The number of copies of the data that you define for the value of K-Safety (k) is a factor for how many data instances and hosts that you need to create for your grid. If you define a duplicate copy of the data by setting k set to 2, then you need twice as many data instances and hosts as when a single copy of the data is requested with k set to 1.

Note:

5 is the maximum number that you can assign as the value for k.

Calculate the Number of Data Instances to Create

The number of data instances that you create depends on two factors:

  • The value of k: If you set k to 1, the number of data instances you create equals the number of elements you desire for each database. If you set k to 2 or greater, then you need to create k times as many data instances, each set of data instances to manage each copy of the database contained within one of the k data space groups.

  • The number of replica sets across which you want the data distributed: The number of data instances you create is dictated by the number of elements in all replica sets, since each data instance manages one element of each database.

    All elements that make up a single copy of the database are assigned within a data space. If you set k to 3 for three copies of the database, then each replica set contains three elements, where each element is an exact copy of the other elements in the replica set. Each data space contains one of the replica elements of each replica set.

    Note:

    Each data space logically contains a full copy of the data for the database. Since there are k copies of the data, there are k data spaces.

    Data instances are assigned to data spaces based on how hosts are assigned to data space groups.

    To calculate the number of replica sets across which you want the data distributed, determine the maximum of the two values below:

    • Database size versus host memory size. The size of the database and the amount of memory you have on each host determines the number of replica sets you want. For example, if you have a two Terabyte database and hosts with 512 Gigabytes of memory each, then you need at least four replica sets to hold all of the data. More likely that you will need five hosts, since you cannot use all of the memory on each host for the data.

    • Throughput. Even if your database is small enough to fit in the memory of a single host, you need to spread your data over multiple hosts if a single host cannot handle the number of transactions per second that your applications require.

Once you decide on the number of replica sets, you can calculate the number of data instances.

For the equation to find the number of data instances required, r represents the number of replica sets (where each replica set contains 1 or more elements) and k represents the K-safety value which denotes the number of copies of the data and subsequently, the number of elements in each replica set. To create enough data instances, you need to create k * r data instances.

number of data instances = k * r

For example, if you set k to 3 for three copies of the database and each copy of the database is to be distributed across two replica sets, then you need to create 6 data instances where each of the three data spaces contains two data instances.

See K-Safety.

Calculate the Number of Hosts You Need to Support Your Data Instances

To calculate the number of physical or virtual systems for a production deployment of your grid involves considering:

The number of hosts that you need depends on the how many data instances you install on each host.
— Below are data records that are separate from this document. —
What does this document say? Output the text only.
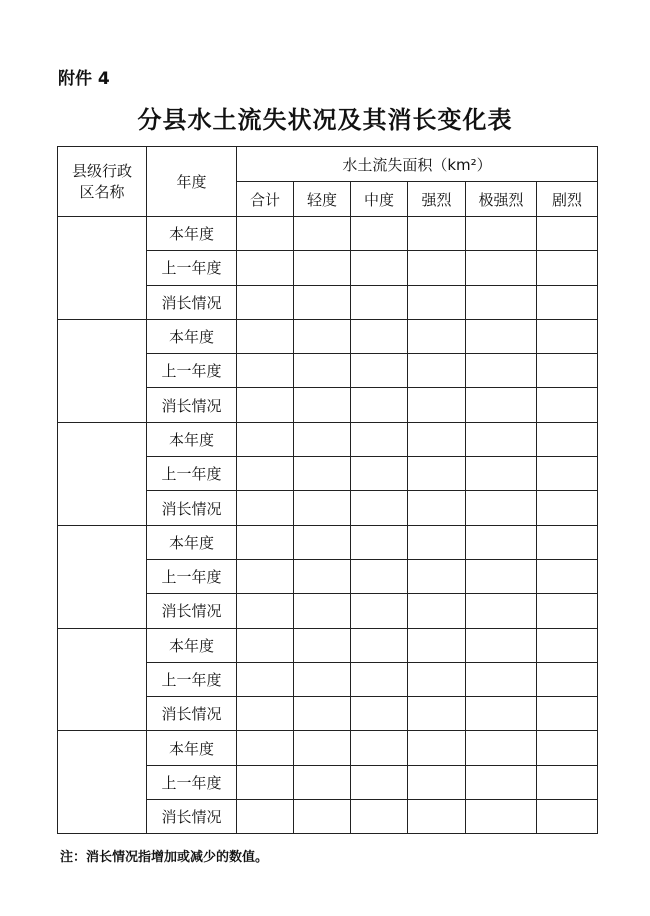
附件 4
分县水土流失状况及其消长变化表
县级行政
区名称	年度	水土流失面积（km²）					
		合计	轻度	中度	强烈	极强烈	剧烈
	本年度						
	上一年度						
	消长情况						
	本年度						
	上一年度						
	消长情况						
	本年度						
	上一年度						
	消长情况						
	本年度						
	上一年度						
	消长情况						
	本年度						
	上一年度						
	消长情况						
	本年度						
	上一年度						
	消长情况						
注：消长情况指增加或减少的数值。
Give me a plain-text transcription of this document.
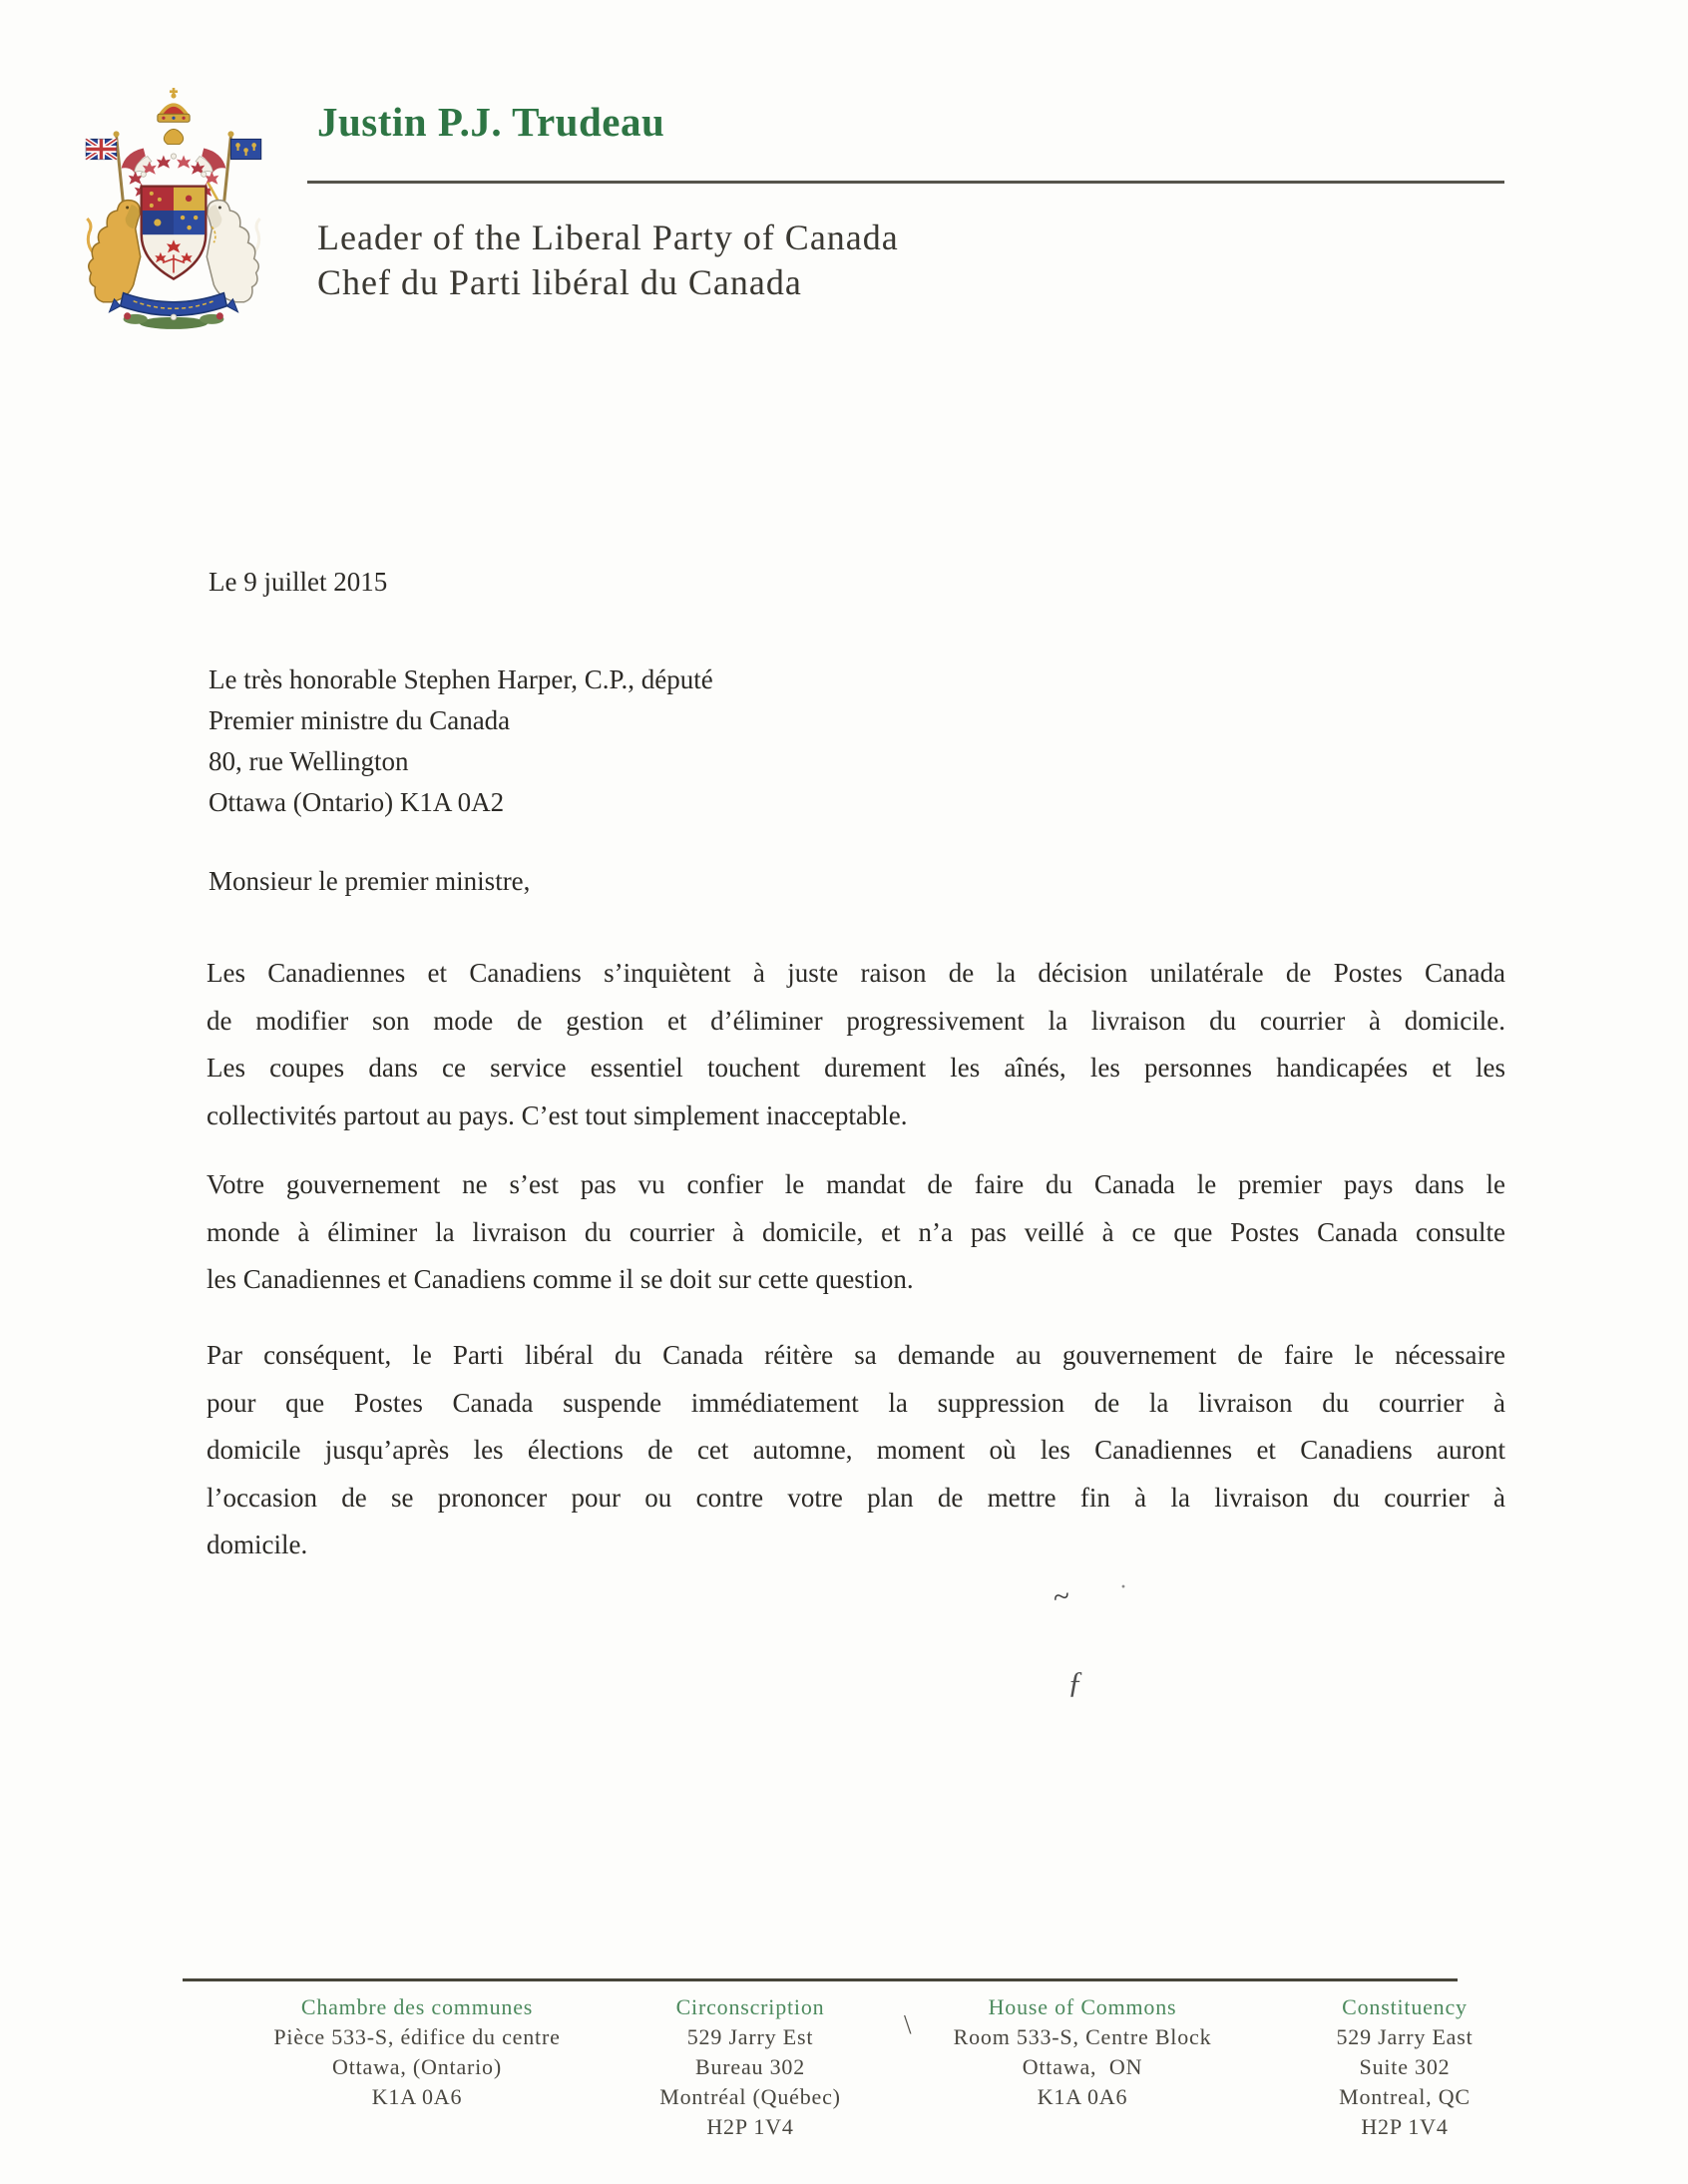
Justin P.J. Trudeau
Leader of the Liberal Party of Canada
Chef du Parti libéral du Canada
Le 9 juillet 2015
Le très honorable Stephen Harper, C.P., député
Premier ministre du Canada
80, rue Wellington
Ottawa (Ontario) K1A 0A2
Monsieur le premier ministre,
Les Canadiennes et Canadiens s’inquiètent à juste raison de la décision unilatérale de Postes Canada
de modifier son mode de gestion et d’éliminer progressivement la livraison du courrier à domicile.
Les coupes dans ce service essentiel touchent durement les aînés, les personnes handicapées et les
collectivités partout au pays. C’est tout simplement inacceptable.
Votre gouvernement ne s’est pas vu confier le mandat de faire du Canada le premier pays dans le
monde à éliminer la livraison du courrier à domicile, et n’a pas veillé à ce que Postes Canada consulte
les Canadiennes et Canadiens comme il se doit sur cette question.
Par conséquent, le Parti libéral du Canada réitère sa demande au gouvernement de faire le nécessaire
pour que Postes Canada suspende immédiatement la suppression de la livraison du courrier à
domicile jusqu’après les élections de cet automne, moment où les Canadiennes et Canadiens auront
l’occasion de se prononcer pour ou contre votre plan de mettre fin à la livraison du courrier à
domicile.
~ ·
ƒ
\
Chambre des communes
Pièce 533-S, édifice du centre
Ottawa, (Ontario)
K1A 0A6
Circonscription
529 Jarry Est
Bureau 302
Montréal (Québec)
H2P 1V4
House of Commons
Room 533-S, Centre Block
Ottawa,  ON
K1A 0A6
Constituency
529 Jarry East
Suite 302
Montreal, QC
H2P 1V4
The following is described in Data Instances.

Each data instance usually resides on a separate host to provide maximum data availability and as a guard against data loss should one of the hosts fail. However, you might want to run multiple data instances on a single host if:

  • The hosts in the grid contain a large amount of computing resources.

  • For experimentation of a larger grid before deployment, you might want to test a larger grid configuration on a smaller number of hosts.

Thus, to decide on the number of hosts:

  • If you install a single data instance on each host, then the number of hosts required is the same number of data instances in the grid. For example, if you have six data instances, then you would need six hosts.

  • If you install more than one data instance on each host, then the number of hosts required depends on how many data instances are on each host. For example, if you have eight data instances and you want to install two data instances on each host, then you only need four hosts.

Once you create the hosts for data instances, you assign them to a data space group. See Assigning Hosts to Data Space Groups.